Goal: To understand the definition of the derivative.


The blue curve represents the graph of a function y=f(x).
  1. What do the top and bottom sliders do?
  2. How is the yellow line generated?
  3. Can you move the sliders so that the yellow line is horizontal? Why or why not? What do you notice about the two points on the graph when the line is horizontal?
  4. Can you move the sliders so that the yellow line is vertical? Why or why not? How close to vertical can you get?
  5. What about the two points on the curve does the yellow line describe?
  6. What is the largest number of times you can make the yellow line touch the blue curve?

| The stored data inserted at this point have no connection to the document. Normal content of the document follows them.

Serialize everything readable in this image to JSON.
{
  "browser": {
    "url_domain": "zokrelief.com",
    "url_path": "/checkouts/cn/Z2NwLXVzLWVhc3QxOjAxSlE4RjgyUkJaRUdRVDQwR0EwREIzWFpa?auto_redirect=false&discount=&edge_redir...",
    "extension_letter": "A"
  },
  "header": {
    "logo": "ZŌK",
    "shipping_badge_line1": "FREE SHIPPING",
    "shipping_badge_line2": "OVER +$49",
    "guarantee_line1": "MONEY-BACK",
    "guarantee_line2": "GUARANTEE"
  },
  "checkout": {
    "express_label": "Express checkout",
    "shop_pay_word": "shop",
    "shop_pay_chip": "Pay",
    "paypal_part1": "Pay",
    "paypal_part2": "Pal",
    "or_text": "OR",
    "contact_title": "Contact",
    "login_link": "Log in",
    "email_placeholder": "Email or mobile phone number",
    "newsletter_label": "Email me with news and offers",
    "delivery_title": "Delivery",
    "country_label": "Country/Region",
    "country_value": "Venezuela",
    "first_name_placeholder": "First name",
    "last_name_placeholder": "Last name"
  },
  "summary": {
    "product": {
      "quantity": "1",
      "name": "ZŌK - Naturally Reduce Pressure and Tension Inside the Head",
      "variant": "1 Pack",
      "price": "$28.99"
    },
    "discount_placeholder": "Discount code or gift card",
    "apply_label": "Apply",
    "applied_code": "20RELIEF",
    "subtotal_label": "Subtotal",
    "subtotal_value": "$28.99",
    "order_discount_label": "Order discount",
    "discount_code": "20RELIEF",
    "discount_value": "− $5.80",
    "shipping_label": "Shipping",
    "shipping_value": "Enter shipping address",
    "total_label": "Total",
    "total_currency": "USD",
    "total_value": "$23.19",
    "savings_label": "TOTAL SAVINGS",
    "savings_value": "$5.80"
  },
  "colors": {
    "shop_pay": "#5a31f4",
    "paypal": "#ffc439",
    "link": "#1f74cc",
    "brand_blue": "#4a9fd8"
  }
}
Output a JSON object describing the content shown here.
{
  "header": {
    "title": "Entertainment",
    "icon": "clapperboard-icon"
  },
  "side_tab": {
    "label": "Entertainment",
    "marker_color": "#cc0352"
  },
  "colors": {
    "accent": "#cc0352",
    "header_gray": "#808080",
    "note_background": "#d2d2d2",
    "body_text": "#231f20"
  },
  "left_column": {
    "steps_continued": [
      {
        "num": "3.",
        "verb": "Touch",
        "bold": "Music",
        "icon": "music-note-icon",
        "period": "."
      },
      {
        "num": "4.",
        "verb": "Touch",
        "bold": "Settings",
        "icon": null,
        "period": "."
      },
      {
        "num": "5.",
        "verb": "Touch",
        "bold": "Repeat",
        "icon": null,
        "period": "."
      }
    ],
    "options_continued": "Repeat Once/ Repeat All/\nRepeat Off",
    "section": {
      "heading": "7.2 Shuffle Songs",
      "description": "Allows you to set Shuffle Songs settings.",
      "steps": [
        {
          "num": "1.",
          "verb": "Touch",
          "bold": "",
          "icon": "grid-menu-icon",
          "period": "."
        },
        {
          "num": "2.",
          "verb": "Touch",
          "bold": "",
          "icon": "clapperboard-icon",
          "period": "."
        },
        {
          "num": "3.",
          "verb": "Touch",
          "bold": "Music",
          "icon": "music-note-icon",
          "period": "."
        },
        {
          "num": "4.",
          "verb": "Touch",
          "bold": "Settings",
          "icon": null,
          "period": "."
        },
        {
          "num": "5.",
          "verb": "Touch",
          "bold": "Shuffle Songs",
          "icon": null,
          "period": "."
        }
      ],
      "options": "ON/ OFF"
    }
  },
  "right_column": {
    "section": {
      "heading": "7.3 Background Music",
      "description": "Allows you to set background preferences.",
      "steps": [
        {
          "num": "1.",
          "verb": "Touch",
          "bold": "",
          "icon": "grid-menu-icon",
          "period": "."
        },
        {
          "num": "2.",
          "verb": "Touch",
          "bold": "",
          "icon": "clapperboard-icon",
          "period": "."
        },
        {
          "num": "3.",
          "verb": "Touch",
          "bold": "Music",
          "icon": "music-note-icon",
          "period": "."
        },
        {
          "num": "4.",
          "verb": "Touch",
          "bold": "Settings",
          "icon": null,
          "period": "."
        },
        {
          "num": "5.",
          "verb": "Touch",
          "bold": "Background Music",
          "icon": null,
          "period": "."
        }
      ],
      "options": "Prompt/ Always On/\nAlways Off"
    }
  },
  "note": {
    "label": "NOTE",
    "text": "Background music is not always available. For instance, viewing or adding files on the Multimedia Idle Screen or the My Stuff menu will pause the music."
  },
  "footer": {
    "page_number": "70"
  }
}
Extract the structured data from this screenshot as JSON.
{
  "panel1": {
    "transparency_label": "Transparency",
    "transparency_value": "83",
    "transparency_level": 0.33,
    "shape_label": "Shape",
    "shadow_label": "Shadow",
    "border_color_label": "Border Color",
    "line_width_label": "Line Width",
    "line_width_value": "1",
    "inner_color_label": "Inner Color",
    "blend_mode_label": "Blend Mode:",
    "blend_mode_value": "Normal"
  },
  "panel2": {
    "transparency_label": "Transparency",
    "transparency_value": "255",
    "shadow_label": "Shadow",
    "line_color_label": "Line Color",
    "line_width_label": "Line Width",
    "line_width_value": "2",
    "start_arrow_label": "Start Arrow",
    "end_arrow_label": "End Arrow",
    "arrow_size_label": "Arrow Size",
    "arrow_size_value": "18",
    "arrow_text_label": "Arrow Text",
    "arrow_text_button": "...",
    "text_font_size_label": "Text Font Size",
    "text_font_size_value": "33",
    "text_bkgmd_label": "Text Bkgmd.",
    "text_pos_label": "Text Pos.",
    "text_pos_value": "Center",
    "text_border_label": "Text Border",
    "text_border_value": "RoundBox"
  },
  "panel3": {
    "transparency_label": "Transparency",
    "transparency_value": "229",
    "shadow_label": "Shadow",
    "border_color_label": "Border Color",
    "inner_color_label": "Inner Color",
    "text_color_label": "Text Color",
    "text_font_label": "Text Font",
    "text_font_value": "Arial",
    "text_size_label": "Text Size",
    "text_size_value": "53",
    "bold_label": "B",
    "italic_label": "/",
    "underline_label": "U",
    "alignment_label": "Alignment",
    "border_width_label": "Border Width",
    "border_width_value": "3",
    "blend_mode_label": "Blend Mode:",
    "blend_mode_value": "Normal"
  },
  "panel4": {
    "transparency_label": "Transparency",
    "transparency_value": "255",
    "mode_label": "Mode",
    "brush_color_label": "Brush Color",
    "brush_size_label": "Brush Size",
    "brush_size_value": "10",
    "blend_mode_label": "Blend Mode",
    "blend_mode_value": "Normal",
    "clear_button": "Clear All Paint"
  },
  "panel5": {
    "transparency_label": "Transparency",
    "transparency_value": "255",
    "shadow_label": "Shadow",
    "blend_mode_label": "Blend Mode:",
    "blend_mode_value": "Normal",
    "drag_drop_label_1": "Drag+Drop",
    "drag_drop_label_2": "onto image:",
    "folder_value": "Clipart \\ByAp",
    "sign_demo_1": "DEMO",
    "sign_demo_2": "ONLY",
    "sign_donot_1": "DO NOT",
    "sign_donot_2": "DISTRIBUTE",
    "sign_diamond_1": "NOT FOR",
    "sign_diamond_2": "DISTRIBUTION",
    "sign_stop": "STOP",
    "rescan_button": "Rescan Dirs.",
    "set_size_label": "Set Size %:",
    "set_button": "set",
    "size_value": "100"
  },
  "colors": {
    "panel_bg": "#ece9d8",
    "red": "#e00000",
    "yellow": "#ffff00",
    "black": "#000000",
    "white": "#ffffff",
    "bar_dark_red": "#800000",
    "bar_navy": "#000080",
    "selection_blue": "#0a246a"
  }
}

  7. Can you make the yellow line touch the curve at only one point? What is a line called that touches a curve at only one point?
  8. Using the lower slider, place the red point anywhere other than x=-3 or x=2 (at this time, farther away is better). Now use the upper slider to move the blue point closer to the red point. As it moves closer, whhat do you notice about the relationship of the yellow line and the blue curve near the red point?
  9. The expression at the bottom of the window gives the slope of the line between the two points on the curve. What happens to the slope line as the points get closer and closer together?
  10. How would you approximate the slope of a line tangent to the curve?
  11. How would you make that approximation better?
  12. How would you find the actual slope of the tangent line?
  13. Use limit notation to write an expression for the slope of the tangent line to the blue curve at the point x=-2. (Hint: what is the algebraic expression for the blue curve?)
  14. Use limit notation to write an expression for the slope of the tangent line to the blue curve at the point x=a.
  15. Since the "steepness" of the tangent line shows how fast f(x) is changing with respect to changes in x, the tangent line also shows the rate of change of the graph. What is the relationship between the equation for the slope of the tangent line you found above and the instantaneous rate of change?
  16. The instantaneous rate of change is called the ________?
  17. Write the definition of the derivative using the slope of the tangent line.
  18. Where on the graph (there are two points) is the tangent line horizontal? What is the derivative at each point? What do you notice about the shape of the graph at each point?
  19. Place the red point at x=-3.
    1. What happens to the slope of the yellow line when the blue point approaches x=-3 from the left?
    2. What happens to the slope of the yellow line when the blue point approaches x=-3 from the right?
    3. What can you say about the derivative at a corner? Why?
  20. Place the red point at x=2.
    1. What happens to the slope of the yellow line when the blue point approaches x=2 from the left?
    2. What happens to the slope of the yellow line when the blue point approaches x=2 from the right?
    3. What can you say about the derivative at a discontinuity? Why?